Görüşmeler arabulucu aşamasında ve kısa süre sonra sendikaların yasa gereği grev kararlarını almaları gerekecek.
Ne hikmetse tam da bu aşamada, Türkiye’nin en eylemci ve öncü sendikası olan Genel Maden İşçileri Sendikası’nın (GMİS) örgütlü olduğu Zonguldak’ta, TTK’da taşkömürü üretiminin durdurulması kararı alınıyor.
***
Haklı olarak başta GMİS ve TTK yöneticileri olmak üzere tüm çalışanlar panikledi ve Ankara’dakilerin de beklediği gibi, sorumlular koşa koşa bakanlığa gittiler. Bakanlığa gittiler çünkü çoktandır ipin ucu onların elinde.

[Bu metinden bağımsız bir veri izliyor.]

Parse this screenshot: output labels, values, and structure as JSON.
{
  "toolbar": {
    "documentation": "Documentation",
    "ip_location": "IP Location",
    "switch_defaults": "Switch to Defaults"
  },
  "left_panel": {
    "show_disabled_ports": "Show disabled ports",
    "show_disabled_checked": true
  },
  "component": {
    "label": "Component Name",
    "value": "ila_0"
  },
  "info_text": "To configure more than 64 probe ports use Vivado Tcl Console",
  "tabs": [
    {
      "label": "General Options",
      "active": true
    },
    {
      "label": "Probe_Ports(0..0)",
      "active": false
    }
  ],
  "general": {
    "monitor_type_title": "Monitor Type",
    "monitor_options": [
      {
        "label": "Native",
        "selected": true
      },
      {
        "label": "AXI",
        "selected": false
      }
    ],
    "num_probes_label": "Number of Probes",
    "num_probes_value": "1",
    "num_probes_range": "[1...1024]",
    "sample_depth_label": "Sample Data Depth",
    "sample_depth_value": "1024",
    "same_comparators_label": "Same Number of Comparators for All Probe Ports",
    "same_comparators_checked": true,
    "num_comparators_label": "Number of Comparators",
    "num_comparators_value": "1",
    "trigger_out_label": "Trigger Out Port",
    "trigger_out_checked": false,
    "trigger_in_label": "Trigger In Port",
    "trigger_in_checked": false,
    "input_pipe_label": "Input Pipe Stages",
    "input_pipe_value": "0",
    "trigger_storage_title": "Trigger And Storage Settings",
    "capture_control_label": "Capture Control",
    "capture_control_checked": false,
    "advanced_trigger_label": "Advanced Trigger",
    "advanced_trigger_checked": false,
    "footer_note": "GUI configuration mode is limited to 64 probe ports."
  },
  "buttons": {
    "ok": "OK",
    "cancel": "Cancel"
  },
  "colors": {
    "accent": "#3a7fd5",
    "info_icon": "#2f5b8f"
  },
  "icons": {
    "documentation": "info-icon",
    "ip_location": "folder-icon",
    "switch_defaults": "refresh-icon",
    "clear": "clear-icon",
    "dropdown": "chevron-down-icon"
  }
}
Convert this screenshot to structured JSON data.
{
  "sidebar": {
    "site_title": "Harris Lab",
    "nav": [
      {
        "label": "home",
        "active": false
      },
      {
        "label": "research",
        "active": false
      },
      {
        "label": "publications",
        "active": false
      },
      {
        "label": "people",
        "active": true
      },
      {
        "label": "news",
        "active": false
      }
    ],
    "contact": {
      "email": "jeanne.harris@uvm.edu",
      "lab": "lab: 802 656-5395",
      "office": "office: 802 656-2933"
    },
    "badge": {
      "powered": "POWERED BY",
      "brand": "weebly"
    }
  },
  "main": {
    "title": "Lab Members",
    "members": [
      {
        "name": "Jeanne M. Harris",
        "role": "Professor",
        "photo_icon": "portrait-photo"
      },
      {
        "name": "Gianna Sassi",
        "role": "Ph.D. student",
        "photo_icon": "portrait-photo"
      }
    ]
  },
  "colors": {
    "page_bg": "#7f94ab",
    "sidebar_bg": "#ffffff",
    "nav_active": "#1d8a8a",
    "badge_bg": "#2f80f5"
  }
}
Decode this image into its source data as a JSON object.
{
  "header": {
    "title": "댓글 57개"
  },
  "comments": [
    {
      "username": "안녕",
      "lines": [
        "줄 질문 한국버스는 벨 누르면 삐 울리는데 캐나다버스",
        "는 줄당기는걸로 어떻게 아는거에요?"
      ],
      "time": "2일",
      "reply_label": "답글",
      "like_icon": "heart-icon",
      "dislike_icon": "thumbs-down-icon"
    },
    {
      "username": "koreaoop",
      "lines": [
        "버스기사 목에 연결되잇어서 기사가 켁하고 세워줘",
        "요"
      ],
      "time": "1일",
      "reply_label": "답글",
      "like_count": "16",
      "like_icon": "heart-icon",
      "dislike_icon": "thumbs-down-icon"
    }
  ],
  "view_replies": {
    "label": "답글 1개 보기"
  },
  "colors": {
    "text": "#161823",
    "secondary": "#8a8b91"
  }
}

Hiç şüphe yok ki buluşmanın organizasyonunu da Türk-İş Başkanı Ergün Atalay yapmıştır. Hatta övgü bile almıştır!
Görüşmelerden sonra üretimi durdurma kararı kısa sürede geri alındı.
“İşçi sağlığını ve iş güvenliğini artırmaya yönelik ek tedbirlerin ise kısa sürede alınması ve müesseselerde üretimin devam etmesi kararına varıldığı ifade edilmiştir.” dediler.
Ek tedbirler nedir? Neden şimdiye kadar alınmamıştır? Cevap yok.
***
Anlayacağınız gibi, maden işçilerine, sendikaya ve Zonguldak’a; “Sesinizi çıkartmayın, hükümet ne verirse razı olun, yoksa işsiz kalırsınız. Siz sesinizi çıkarmazsanız kimseden ses çıkmaz” mesajı verildi.
Maden ocaklarında üretimi durdurma kararı almak ve böyle uyduruk bir açıklamayla tekrar üretime dönmek mümkün müdür?
Ekonomik krizin faturası, maden işçileri başta olmak üzere kamu işçisine kesilecek. Sonra Ergün Atalay, hükümetin başını değil, Bakan Mehmet Şimşek’i herkese hedef gösterecek.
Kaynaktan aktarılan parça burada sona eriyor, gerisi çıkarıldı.